The Propagation Of Nonlinear Waves In A Kind Of Phase-transforming Materials

The elastic wave is a kind of nonlinear waves and can be viewed as a transmission form of stress or strain in the elastic medium under an external force or a disturbance. Wave motion is ubiquitous in nature and is a kind of important form of movement of matter.During this process.the wave propagation is accompanied by the delivery of vibration energy. The elastic waves are essentially described by hyperbolic equations. In the higher dimensions case, the corresponding problems are quite difficult to be solved.The system of equations governing the dynamic of one-dimension elastic rods is hyperbolic, while for the elastic bar that composed of phase-transforming materials. the corresponding system of equations is hyperbolic-elliptic coupled. In this thesis, we study the propagation of nonlinear waves in a kind of phase-transforming materi-als. The phase-transforming materials are simulated by a fully nonlinear stress-strain function, which changes from concave to convex as the strain becomes larger and larger.

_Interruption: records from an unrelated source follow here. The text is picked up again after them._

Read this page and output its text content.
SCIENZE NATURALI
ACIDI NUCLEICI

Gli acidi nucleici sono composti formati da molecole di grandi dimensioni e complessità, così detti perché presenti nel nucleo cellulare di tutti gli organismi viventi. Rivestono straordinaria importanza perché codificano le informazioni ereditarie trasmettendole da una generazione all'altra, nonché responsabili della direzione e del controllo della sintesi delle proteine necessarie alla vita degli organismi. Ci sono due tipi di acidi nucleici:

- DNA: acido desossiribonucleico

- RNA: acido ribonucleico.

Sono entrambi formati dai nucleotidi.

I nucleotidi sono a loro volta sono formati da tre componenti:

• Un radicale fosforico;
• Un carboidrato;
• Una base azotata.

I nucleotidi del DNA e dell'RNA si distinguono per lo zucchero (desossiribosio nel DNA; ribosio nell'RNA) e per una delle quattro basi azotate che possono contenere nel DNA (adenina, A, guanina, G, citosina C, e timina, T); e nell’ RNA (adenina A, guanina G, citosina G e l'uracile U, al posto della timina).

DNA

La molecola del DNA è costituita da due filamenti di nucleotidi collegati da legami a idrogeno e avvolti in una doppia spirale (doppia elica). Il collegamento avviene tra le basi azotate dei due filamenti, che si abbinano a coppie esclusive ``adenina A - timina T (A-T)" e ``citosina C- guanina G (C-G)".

It is well known that the initial boundary value problems corresponding to the impact problem of phase-transforming materials are not well posed for all levels of loading. In this thesis, we concern the propagation of nonlinear waves in detail and study the global structure stability of nonlinear waves. There are three Chapters in this thesis. Chapter 1 introduces the brief histories and present situations of the topic on the propagation of nonlinear waves, and then presents the main results and the organization of the thesis. In Chapter 2, we concern the propagation of reflected and transmitted waves in a composite elastic bar. By utilizing a fully nonlinear stress-strain function to model the phase-transforming materials, we succeed in constructing a physically admissible solution of the wave propagation problem. In Chapter 3,we study the global structure stability of nonlinear waves in a semi-infinite one-dimensional elastic bar composed of phase-transforming materials. For the physically admissible solutions to the initial boundary value problems of partial differential equations, we prove the global structure stability of nonlinear waves by using the theory on the clas-sical free boundary problem and the maximally dissipative kinetics. In other words, when the initial data is disturbed suitably, the original initial boundary value problems still have the corresponding physically admissible solutions with the same structure.